When I visited the doctor at age nine, he told me that my feet were too flat. If I did nothing about it now, it would hurt me as an adult. So the doctor prescribed a series of exercises. Every morning, before going off to school, I stood up against the wall and lifted up on the balls of my feet, then lowered down slowly, up and down. I did this 100 times in a row. In time, my arches were strengthened. It was repetitious, unexciting work, but much like the work that I have done as an adult with a counselor, a therapist of the soul, it was well worth it.
This, it seems to me, is what Lent is after: 40 days of exercises, repeated year after year, in the company of pilgrims, whose aim is to be conformed to the life of Jesus so that we might be made whole. Inasmuch as Jesus came to heal the world which God so loves, he does so by his Spirit in care-full, deliberate, systematic and systemic ways, very much like the work of any good therapist. The Spirit heals us by mortifying all that is bent against God in us and by making us hale and holy, so that we might become agents of Christ’s life in the world..
This is what I love about Lent.
And while it is true that Lent is not interested in reinvention, it certainly welcomes all forms of reimagination. This is the great gift of artists like Jim Janknegt, for example. They help us imagine our participation in the fellowship of Christ’s sufferings. (Janknegt is the author of a new book of Lenten Meditations, which includes 40 paintings based on the parables of Jesus, one for each day of Lent.)

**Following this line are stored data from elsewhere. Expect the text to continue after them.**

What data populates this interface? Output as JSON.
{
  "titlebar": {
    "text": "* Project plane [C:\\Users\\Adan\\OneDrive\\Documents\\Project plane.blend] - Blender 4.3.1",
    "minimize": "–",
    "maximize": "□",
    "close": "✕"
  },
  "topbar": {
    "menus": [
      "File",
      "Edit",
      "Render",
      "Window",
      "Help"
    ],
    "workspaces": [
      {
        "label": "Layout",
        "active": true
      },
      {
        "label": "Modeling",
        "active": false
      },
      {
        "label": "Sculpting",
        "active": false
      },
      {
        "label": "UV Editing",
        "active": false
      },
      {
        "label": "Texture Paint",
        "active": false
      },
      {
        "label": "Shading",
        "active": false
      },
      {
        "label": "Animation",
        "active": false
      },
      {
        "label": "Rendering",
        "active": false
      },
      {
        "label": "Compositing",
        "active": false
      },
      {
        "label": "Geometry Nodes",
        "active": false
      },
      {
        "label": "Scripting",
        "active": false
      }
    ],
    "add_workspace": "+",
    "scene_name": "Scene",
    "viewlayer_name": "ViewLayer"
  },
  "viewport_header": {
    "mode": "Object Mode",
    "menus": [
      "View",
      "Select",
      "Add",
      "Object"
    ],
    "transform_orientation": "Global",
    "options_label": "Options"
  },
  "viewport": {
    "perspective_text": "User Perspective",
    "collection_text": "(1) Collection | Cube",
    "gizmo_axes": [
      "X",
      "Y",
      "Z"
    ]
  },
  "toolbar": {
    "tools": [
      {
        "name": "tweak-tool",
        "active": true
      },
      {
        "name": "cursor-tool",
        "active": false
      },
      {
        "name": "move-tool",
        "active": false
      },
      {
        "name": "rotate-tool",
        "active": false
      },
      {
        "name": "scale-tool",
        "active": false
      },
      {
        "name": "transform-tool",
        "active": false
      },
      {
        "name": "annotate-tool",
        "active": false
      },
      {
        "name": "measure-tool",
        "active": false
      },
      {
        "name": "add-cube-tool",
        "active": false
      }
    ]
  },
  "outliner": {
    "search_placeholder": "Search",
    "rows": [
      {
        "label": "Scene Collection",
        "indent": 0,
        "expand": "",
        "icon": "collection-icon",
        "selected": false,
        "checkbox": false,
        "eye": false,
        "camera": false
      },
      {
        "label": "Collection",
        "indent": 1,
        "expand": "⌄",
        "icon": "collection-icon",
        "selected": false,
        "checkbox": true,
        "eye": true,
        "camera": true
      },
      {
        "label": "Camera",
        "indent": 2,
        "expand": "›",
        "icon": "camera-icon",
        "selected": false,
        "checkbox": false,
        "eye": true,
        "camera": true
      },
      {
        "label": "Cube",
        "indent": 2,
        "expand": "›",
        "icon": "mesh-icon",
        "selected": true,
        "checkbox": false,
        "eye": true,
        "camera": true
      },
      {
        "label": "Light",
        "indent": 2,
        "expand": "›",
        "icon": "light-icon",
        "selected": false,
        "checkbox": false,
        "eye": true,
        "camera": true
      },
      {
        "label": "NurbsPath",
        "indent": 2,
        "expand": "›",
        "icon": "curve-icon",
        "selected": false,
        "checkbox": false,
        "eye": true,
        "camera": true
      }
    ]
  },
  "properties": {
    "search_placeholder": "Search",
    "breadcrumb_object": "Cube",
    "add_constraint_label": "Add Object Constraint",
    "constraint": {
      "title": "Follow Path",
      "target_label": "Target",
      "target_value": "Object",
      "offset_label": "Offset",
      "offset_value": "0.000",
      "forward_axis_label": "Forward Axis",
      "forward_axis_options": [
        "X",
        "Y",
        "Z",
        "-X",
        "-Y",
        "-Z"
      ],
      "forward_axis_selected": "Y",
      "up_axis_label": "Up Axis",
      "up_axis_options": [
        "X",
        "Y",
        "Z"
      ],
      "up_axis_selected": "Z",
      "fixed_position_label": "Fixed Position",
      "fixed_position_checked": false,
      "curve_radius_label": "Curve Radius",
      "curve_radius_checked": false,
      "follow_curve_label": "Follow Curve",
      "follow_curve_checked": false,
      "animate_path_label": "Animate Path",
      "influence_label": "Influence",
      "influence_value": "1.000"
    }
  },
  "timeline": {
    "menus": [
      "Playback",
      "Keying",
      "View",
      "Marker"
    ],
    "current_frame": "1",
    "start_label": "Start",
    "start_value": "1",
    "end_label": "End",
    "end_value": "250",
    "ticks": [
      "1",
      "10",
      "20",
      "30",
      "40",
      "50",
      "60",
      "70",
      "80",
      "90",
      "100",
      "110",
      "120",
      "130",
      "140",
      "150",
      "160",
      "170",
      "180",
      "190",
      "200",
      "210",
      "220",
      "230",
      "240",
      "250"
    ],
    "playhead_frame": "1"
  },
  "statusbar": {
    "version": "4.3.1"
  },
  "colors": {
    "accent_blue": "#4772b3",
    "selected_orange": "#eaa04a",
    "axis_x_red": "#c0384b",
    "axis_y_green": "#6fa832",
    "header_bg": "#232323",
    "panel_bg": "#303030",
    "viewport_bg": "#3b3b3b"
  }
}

They fix before us an image of a world broken by our own doing, but not abandoned by God. They question our habits of sight. They arrest our attention.
See this image. See it for the first time, again. See what has become hidden and distorted. See the neglected things. See the small but good things. It is in this way that artists can rescue us from what the poet Samuel Taylor Coleridge calls the “film of familiarity” and the “lethargy of custom.”
In the company of visual artists, like Jim Janknegt, we are invited to “pray with the eyes” and thereby to see the world as God sees it—a world of beauty and of terror, broken yet full of hope.
In this season of Lent, with its rhythms of Scripture and prayer, community and service, my prayer is that art like Janknegt’s might enable our sight to be healed by God, as together we die with Christ, that we might live with Christ, for the sake of a more radiant, winsome witness in the world.
David Taylor is professor of theology at Fuller Theological Seminary and the author of The Theater of God's Glory: Calvin, Creation, and the Liturgical Arts (Eerdmans: 2017). Janknegt’s book is of artwork, meditations, and prayers is called Lenten Meditations.